A full-fledged virtual reality documentary made by Sooni Taraporewalla —Yeh Ballet — is yet another film produced by Anand. The filmmaker, who has had her film screened at several film festivals, has used 360-degree technology to tell the story of two ballet dancers. “It is not your usual 360 experience — here you have dialogue, characters and, since they are speaking in Hindi, subtitles to follow. So, for most of the scenes, I shot in a way that one does not have to turn one’s head to follow the action. Only in scenes where the dancer performs ballet do you have to turn your head to follow the action,” she explains.
Creating a VR film has its own challenges. For instance, if anyone gets too close to the camera, the image gets distorted. “We had to re-shoot several scenes, especially the ones taken in the train before we could figure out the proper place to set up the camera. If you turn the screen, you can see myself and the cameraman sitting too,” she laughs.

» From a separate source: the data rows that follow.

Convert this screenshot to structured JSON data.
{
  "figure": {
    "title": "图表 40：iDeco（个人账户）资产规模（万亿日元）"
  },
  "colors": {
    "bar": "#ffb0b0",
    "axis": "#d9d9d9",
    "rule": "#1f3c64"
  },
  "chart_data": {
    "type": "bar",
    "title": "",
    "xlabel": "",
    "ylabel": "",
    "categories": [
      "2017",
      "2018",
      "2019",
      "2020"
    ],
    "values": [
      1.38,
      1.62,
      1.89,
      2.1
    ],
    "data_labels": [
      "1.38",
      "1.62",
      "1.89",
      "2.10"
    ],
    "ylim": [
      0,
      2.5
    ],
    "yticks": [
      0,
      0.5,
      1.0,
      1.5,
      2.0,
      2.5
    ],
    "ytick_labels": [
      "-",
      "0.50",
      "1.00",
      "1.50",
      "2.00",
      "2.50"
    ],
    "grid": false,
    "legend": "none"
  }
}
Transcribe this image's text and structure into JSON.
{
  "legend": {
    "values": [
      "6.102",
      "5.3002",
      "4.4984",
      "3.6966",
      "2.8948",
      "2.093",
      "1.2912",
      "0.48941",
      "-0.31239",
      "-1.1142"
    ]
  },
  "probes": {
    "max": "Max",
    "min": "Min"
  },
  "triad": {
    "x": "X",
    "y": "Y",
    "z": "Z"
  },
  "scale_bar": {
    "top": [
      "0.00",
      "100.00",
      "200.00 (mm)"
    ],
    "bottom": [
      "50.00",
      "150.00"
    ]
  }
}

Another platform, which is working to create virtual reality, mixed reality and augmented reality technology is Enlighten. The organisation not only tries to create new pathways into virtual reality but also takes it to the masses.
“We’ve had a number of on-ground events across the country where we have shown VR cinema. The medium is still a new one, so people are invariably awed by the experience. However, as people start getting more and more used to the medium, filmmakers will have to come up with more innovative content that doesn’t just ape the existing format of cinema but does something new,” explains Pranav Ashar, CEO and founder of Enlighten.
Suprateek agrees, adding, “Concern for content is always expressed whenever there’s advancement in technology. The same question was asked when CGI graphics started being used and again with 3D technology. However, like with these mediums, I’m sure VR will also have its share of exceptional filmmakers who will create exceptional content.”
For a medium that is still in its nascent stages, the possibilities of VR are infinite. “If the economics of the medium can be sorted out, then I think that there’s nothing stopping VR becoming the next 3D. In India though, I don’t see it going much beyond a niche genre though,” says Suprateek.
Sooni on the other hand, believes that a time will come when this medium will dominate cinema. “It may seem a bit sci-fi, but in future I think it will become the only way we view things. We are progressing towards more and more hyper-real experiences. From silent cinema we went to sound, from black and white, we went to colour and surround sound, from 2D to 3D — we went to more and more realistic mediums. VR is more hyper real and exaggerated, so there is definitely a possibility of it catching on,” she concludes.